Odds and ends
I just looked and I've written 50 posts for you guys. This is pretty good for someone who never remembers to mail postcards and isn't the quickest in responding to important emails.
Today was drop off the visa applications day at the Turkish Consulate. I was expecting a sit down meeting and got the DMV. There were lines and number calling, but all under the "controlled chaos" umbrella. It was actually a bit fun.
Yesterday I went to Canterbury and the week before I went to Bath (which I don't think I wrote about so I will here). Bath was amazing, a lot like Saratoga, to be honest, which isn't suprising since they're both spa towns. The buildings are mostly Georgian and are yellow because of the local stone used (called.. wait for it... BATH STONE! YAAAY!).
I didn't go into the Roman Spa because I've seen them... and they all look the same. And I don't wanna pay £15 for something that lasts 15 minutes that I've already seen. Interestingly, I just described going to a strip club...
Anyway, back on topic. That's the problem with the Romans- there's no real creativity. If you've seen one Roman monument, you've seen them all. There's only so many damn trepidariums that you can look at before you say "yep. that's a trepidarium." Same goes for the frigidarium, except that frigidarium is slightly more fun to say. But not for £15!
Instead I geeked out by visiting a fully restored Georgian house, the Jane Austen museum, and went to high tea at the Pump Room. The Georgian house was great and I want to line my walls with damask silk now! The Jane Austen museum was a blast and I'm going to send a nasty email to Rough Guides Travel Guides for saying it wasn't worth the visit.

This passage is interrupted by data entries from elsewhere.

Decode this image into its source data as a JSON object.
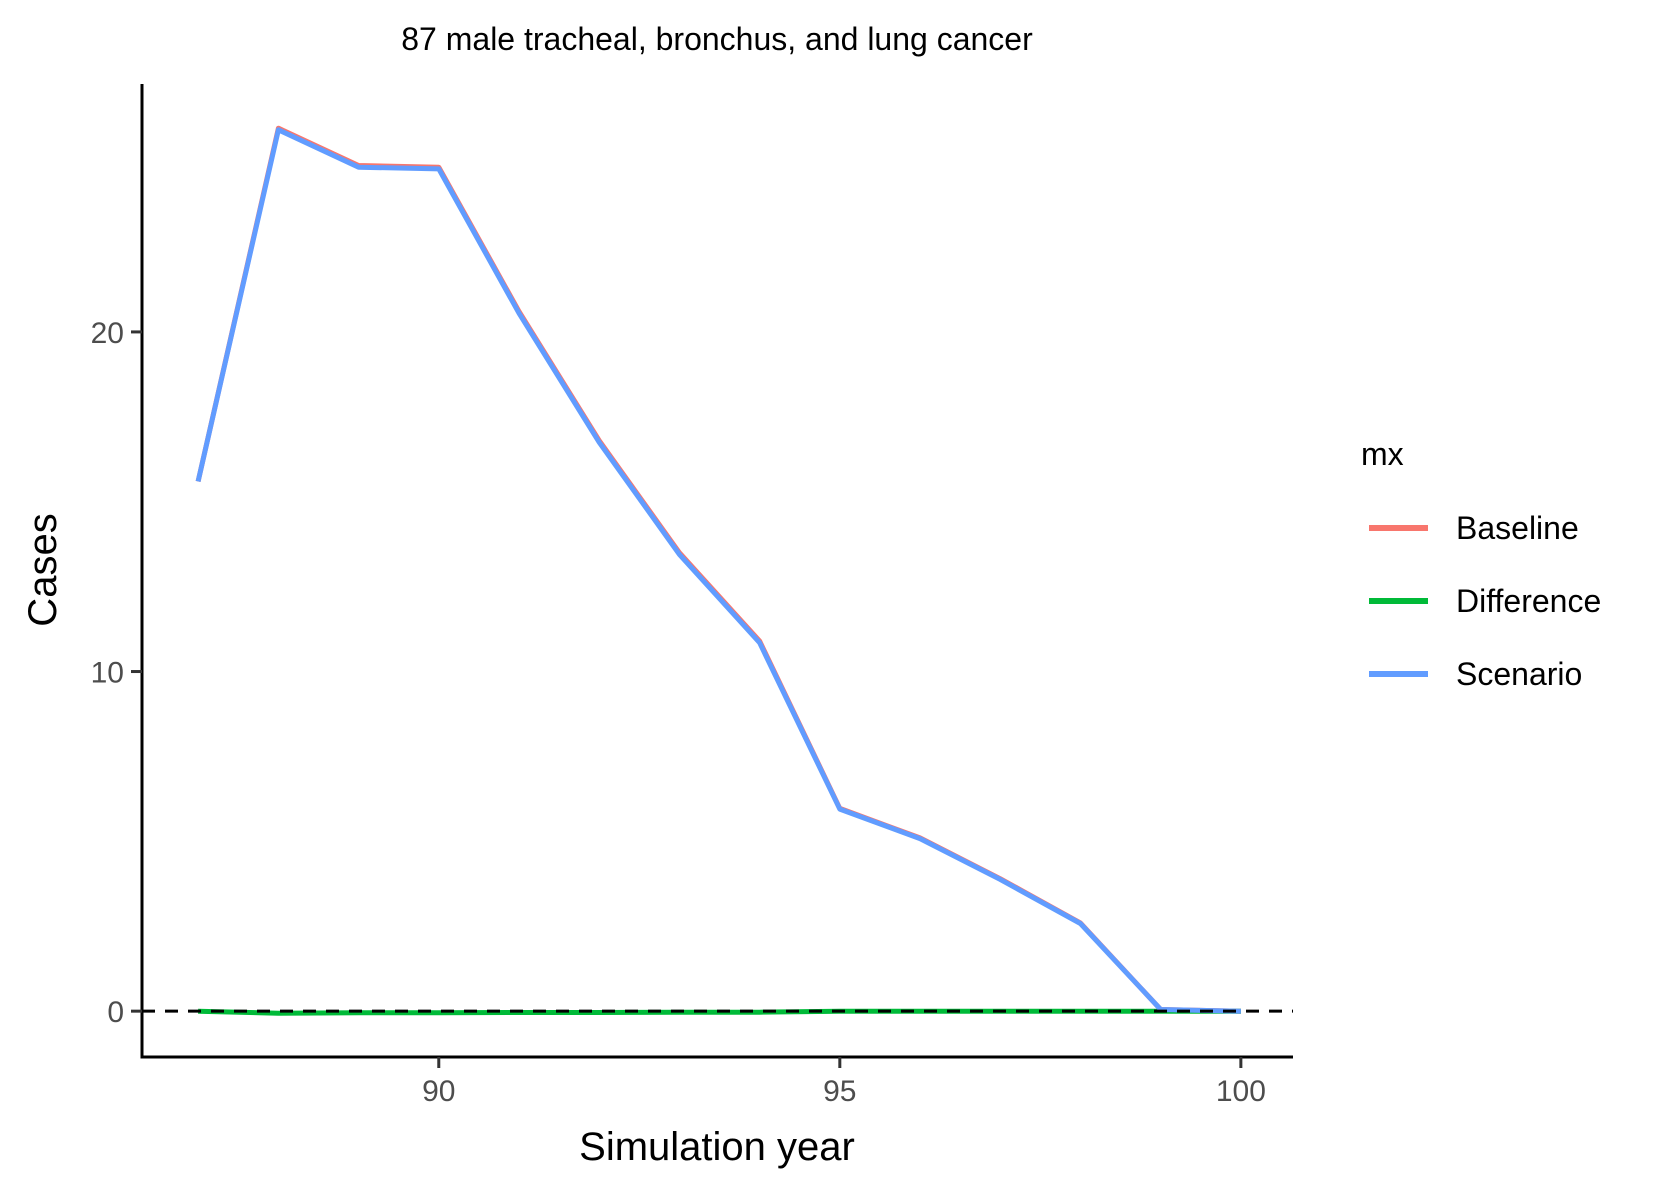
{
  "chart_data": {
    "type": "line",
    "title": "87 male tracheal, bronchus, and lung cancer",
    "xlabel": "Simulation year",
    "ylabel": "Cases",
    "xlim": [
      86.3,
      100.65
    ],
    "ylim": [
      -1.35,
      27.3
    ],
    "x_ticks": [
      90,
      95,
      100
    ],
    "y_ticks": [
      0,
      10,
      20
    ],
    "grid": false,
    "reference_line": {
      "y": 0,
      "style": "dashed",
      "color": "#000000"
    },
    "legend": {
      "title": "mx",
      "position": "right"
    },
    "x": [
      87,
      88,
      89,
      90,
      91,
      92,
      93,
      94,
      95,
      96,
      97,
      98,
      99,
      100
    ],
    "series": [
      {
        "name": "Baseline",
        "color": "#F8766D",
        "values": [
          15.6,
          26.0,
          24.9,
          24.85,
          20.6,
          16.8,
          13.5,
          10.9,
          5.97,
          5.1,
          3.9,
          2.6,
          0.05,
          0.0
        ]
      },
      {
        "name": "Difference",
        "color": "#00BA38",
        "values": [
          0.0,
          -0.06,
          -0.05,
          -0.05,
          -0.04,
          -0.04,
          -0.03,
          -0.03,
          0.0,
          0.0,
          0.0,
          0.0,
          0.0,
          0.0
        ]
      },
      {
        "name": "Scenario",
        "color": "#619CFF",
        "values": [
          15.6,
          25.95,
          24.85,
          24.8,
          20.55,
          16.75,
          13.45,
          10.85,
          5.95,
          5.08,
          3.88,
          2.58,
          0.05,
          0.0
        ]
      }
    ]
  }
}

Basically it was myself and a bunch of ladies of a certain age the got all bubbly about a 15 minute Jane Austen lecture, a 5 minute movie about the costumes that were used in the new ITV Austen miniseries, and a brief discussion about which movies stayed true to the book. Suprise, suprise, the people that work at the Austen museum haaaaaated the new Kiera Knightly version. So much so that the woman giving the lecture went off on a 5 minute rant about it.
These were my people.
The pump room was awesome because not only was the high tea (meaning little sandwiches and cakes) delicious, but this place was the center of society in the Georgian period. It's where everyone went to be seen and find out the latest gossip. I, of course, made a mess of it.
It was cream tea, meaning scones with clotted cream.. mmm... And in my excitement I ate the scone first (supposed to eat the sandwich) but shattered it into a hundred pieces trying to put the clotted cream on (think consistency of hard butter on a very dry biscuit). So there was small pieces of scone all over the table directly in front of me that were too small to slather clotted cream and jam on.
If you're actually interested in this story other than to laugh and think "oh that Casey, what trouble will she get into next?" don't worry, I managed to eat all of my scone pieces and no one there made me feel like an idiot. For such a fancy place, they were incredibly nice and they just kept filling up my teapot with more tea to the point that when I left my bladder was going to explode.
For as pleasant as Bath was, Canterbury was just eh. The cathedral is amazing, and it was incredible to be going someplace that was such a major pilgrimage site(I did not feel the same about Fatima for reasons I will not go into here)for hundreds of years. In the crypt there's this pedastal with a bunch of sticky notes on it that you can write a prayer and they'll place the sticky note on the altar during mass. Before they collect them, though, they just sit on this pedastal. It was incredibly moving to read the prayers that some people wrote. The most tongue in cheek that I read was "Please let the teachers survive this field trip..."
The rest of Canterbury was pretty boring. It's all high street shops built after the Germans bombed the crap out of the city in the Baedecker Raids. So there wasn't really much to see or do that was of particular interest after the Cathedral.
To sum up- Bath, yay! Canterbury, eh.
3 Comments:
So, did you get your visa?
why did you hate fatima?
Yes I have a visa, although potentially not the one I need. :)
I didn't like Fatima because it she supposedly showed up in a grove of trees on the outskirts of town and now the place is like a Christian Disneyland Parkinglot. There's absolutely nothing there that gives you any sort of feeling of what the place used to be like before they paved it over.